There has been a great deal of discussion about the impeachment of
federal
Judge Walter Nixon in 1989. Defenders of the president have tried to
suggest a judge is different than a president. They are right. They
claim
a judge enjoys a lifetime appointment, whereas the president has a
limited
term. They are right. However, they then suggest there is a different
standard for judges than for a president. They are wrong. The
Constitution contains just one impeachment standard for all public
officials. It is significant that 48 senators now serving in the 106th
Congress voted in 1989 to convict U.S. District Judge Walter Nixon of
giving “false and misleading statements to a federal grand jury.” These
same senators cannot (or should not) vote to acquit Clinton of the same
offense by saying/wishing the Constitution imposes a different
impeachment or removal standard for judges and presidents.
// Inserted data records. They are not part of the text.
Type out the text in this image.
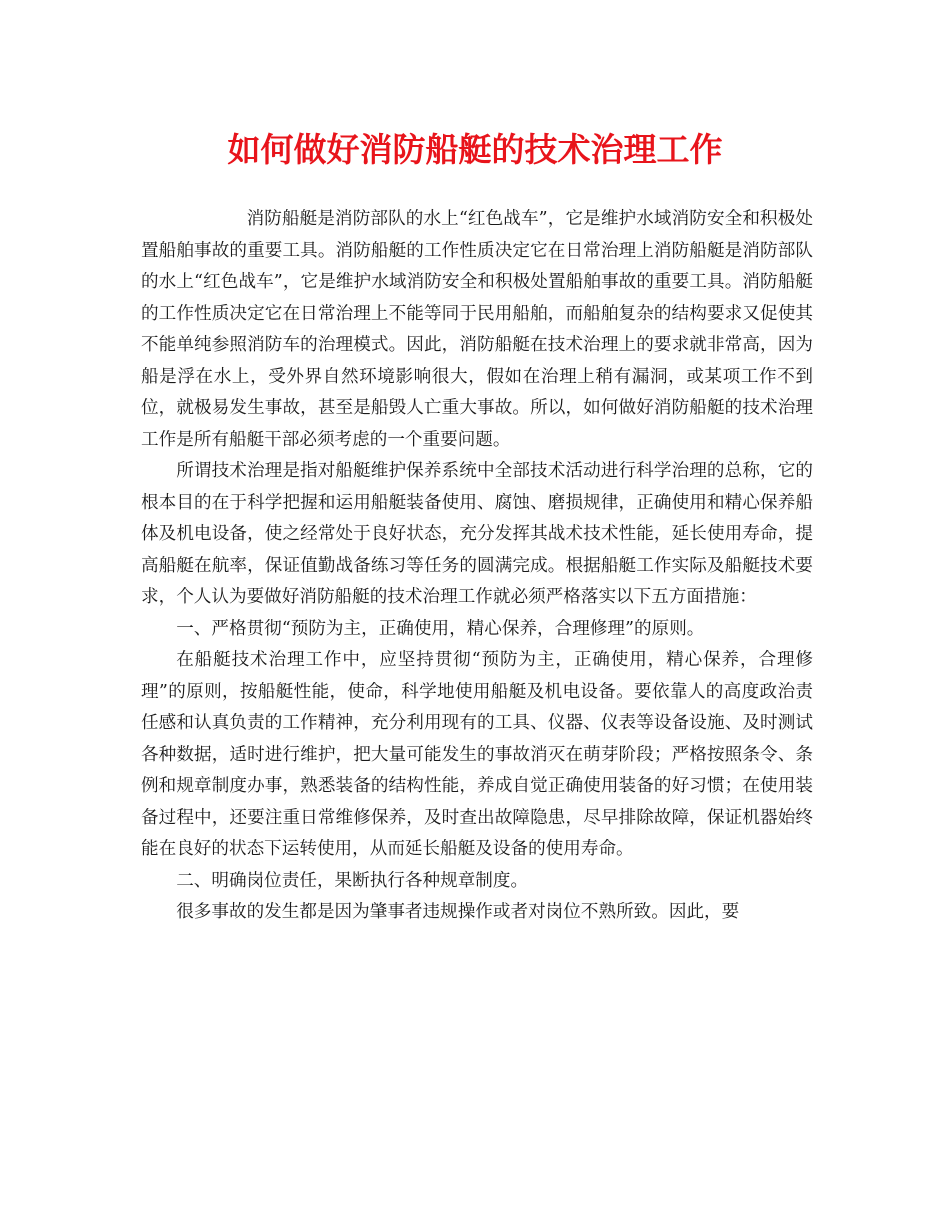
如何做好消防船艇的技术治理工作

消防船艇是消防部队的水上“红色战车”，它是维护水域消防安全和积极处置船舶事故的重要工具。消防船艇的工作性质决定它在日常治理上消防船艇是消防部队的水上“红色战车”，它是维护水域消防安全和积极处置船舶事故的重要工具。消防船艇的工作性质决定它在日常治理上不能等同于民用船舶，而船舶复杂的结构要求又促使其不能单纯参照消防车的治理模式。因此，消防船艇在技术治理上的要求就非常高，因为船是浮在水上，受外界自然环境影响很大，假如在治理上稍有漏洞，或某项工作不到位，就极易发生事故，甚至是船毁人亡重大事故。所以，如何做好消防船艇的技术治理工作是所有船艇干部必须考虑的一个重要问题。

所谓技术治理是指对船艇维护保养系统中全部技术活动进行科学治理的总称，它的根本目的在于科学把握和运用船艇装备使用、腐蚀、磨损规律，正确使用和精心保养船体及机电设备，使之经常处于良好状态，充分发挥其战术技术性能，延长使用寿命，提高船艇在航率，保证值勤战备练习等任务的圆满完成。根据船艇工作实际及船艇技术要求，个人认为要做好消防船艇的技术治理工作就必须严格落实以下五方面措施：

一、严格贯彻“预防为主，正确使用，精心保养，合理修理”的原则。

在船艇技术治理工作中，应坚持贯彻“预防为主，正确使用，精心保养，合理修理”的原则，按船艇性能，使命，科学地使用船艇及机电设备。要依靠人的高度政治责任感和认真负责的工作精神，充分利用现有的工具、仪器、仪表等设备设施、及时测试各种数据，适时进行维护，把大量可能发生的事故消灭在萌芽阶段；严格按照条令、条例和规章制度办事，熟悉装备的结构性能，养成自觉正确使用装备的好习惯；在使用装备过程中，还要注重日常维修保养，及时查出故障隐患，尽早排除故障，保证机器始终能在良好的状态下运转使用，从而延长船艇及设备的使用寿命。

二、明确岗位责任，果断执行各种规章制度。

很多事故的发生都是因为肇事者违规操作或者对岗位不熟所致。因此，要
It does not.

If the evidence shows the president lied under oath, or obstructed
justice,
the Senate must find him guilty, and remove him from office. If there is

not a two-thirds majority voting guilty to the articles of impeachment,
“Katie bar the door!” The harm that will result will domino:

  • The rule of law will have been trashed. Previously impeached
    judges,
    incarcerated and humiliated military officers and NCOs will launch a
    blizzard of appeals.

  • The office of the presidency will be forever changed. A dual
    standard
    will be codified making the president “above the law.”

  • The integrity of the U.S. Senate will have been diminished.
  • The Democratic Party will be tarnished as hypocrites.
  • The Republic will have been wounded.
  • The United States of America will be permanently scarred.

This is not hyperbole … it is axiomatic.